Pulse detonation engines, active flow control, nano-engineered materials and open rotor noise reduction were among the technologies on show when I toured General Electric’s Global Research Center in upstate New York this week.
You can see some of the technologies in action at the research centre’s blog, From Edison’s Desk, at www.grcblog.com. (Thomas Edison’s actual desk is in the foyer of the centre.)
Many of the technologies are aimed at GE’s jet engine business, but some have application elsewhere in the aircraft. It was a glimpse into the future – how far into the future I’m not sure.
A detonation wave exits a PDE (GE photo)
PDEs are pulsejets that use supersonic detonation rather than subsonic combustion to produce thrust. With almost no moving parts, they are simpler and lighter than gas turbines, and more fuel-efficient.
GE believes PDEs could replace turbomachinery cores in 10 years for industrial gas turbines and within 20 for aero-engines.
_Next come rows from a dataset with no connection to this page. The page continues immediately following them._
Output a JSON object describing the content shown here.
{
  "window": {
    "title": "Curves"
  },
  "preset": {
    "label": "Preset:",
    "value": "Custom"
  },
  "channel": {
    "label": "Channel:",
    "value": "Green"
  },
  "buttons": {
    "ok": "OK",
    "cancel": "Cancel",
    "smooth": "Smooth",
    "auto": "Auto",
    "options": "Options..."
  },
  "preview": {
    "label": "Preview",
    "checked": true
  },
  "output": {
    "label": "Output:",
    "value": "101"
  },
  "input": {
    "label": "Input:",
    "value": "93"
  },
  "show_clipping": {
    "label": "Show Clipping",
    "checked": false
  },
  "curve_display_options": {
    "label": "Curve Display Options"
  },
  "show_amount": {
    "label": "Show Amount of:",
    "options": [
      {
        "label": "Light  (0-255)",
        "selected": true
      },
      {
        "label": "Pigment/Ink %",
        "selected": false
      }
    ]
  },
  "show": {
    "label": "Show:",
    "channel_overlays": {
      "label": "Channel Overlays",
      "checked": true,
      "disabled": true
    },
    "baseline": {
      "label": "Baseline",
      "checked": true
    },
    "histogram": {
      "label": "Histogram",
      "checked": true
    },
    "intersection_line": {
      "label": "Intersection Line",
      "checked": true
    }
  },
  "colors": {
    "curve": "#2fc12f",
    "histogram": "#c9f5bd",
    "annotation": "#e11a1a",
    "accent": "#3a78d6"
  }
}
But a lot of work lies ahead, and research centre is just preparing to mate its experimental PDE to a small turbine to see how well it extracts power from the rapid-fire pulses.
Even through the thick wall of the test cell, the experimental PDE was loud, each of its three tubes firing 20 times a second. And it looked crude, even compared with GE’s first jet engine, the J33, one of which sits at propulsion lab’s entrance – having been purchased via ebay! But it shows promise.
In the nearby fluidics lab was a bewildering array of devices for the active control of airflow and combustion – vibrating panels that act as on-demand vortex generators; synthetic jets that help keep airflow attached and reduce wake turbulence; pulse-detonation actuators that could allow fluidic thrust-vectoring.
Most astonishing were the cold plasma actuators, thin-film electronic devices on the aerofoil surface that accelerate the airflow, keeping it attached and reducing drag (even potentially producing thrust). A variation on this technology could keep the combustor flame lit to leaner fuel:air ratios than possible in today’s engines.
Over in another lab, researchers are working to reduce engine noise. Finding ways to reduce the noise tones caused when fan-blade wakes fit outlet guide-vanes. Looking at how to improve the mixing of core and bypass air to reduce jet noise.
The centre has restarted work on reducing the noise produced by open-rotor engines because of their potential to power next-generation narrowbody airliners. Researchers think they have ways to allow open rotors to meet Stage 4 noise limits, but say they won’t be ready until the latter half of next decade.
Located elsewhere on the campus, and looking further in the future, GE’s nanotechnology lab is turning to nature for inspiration. The natural crack-stopping microstructure of conch shells has led to work on impact-resistant nanostructured ceramics. The water-repelling lotus leaf has lead to work on superhydrophobic metals.
Self-assembled nanostructured ceramic (GE photo)
More-robust ceramics could allow higher temperatures within jet engines without the need for efficiency-sapping cooling air. Surfaces or coatings with nanotextures that repel water could reduce ice adhesion on aerofoils and prevent oil and soot from fouling blades. The possibilities seem limitless, if still rather distant.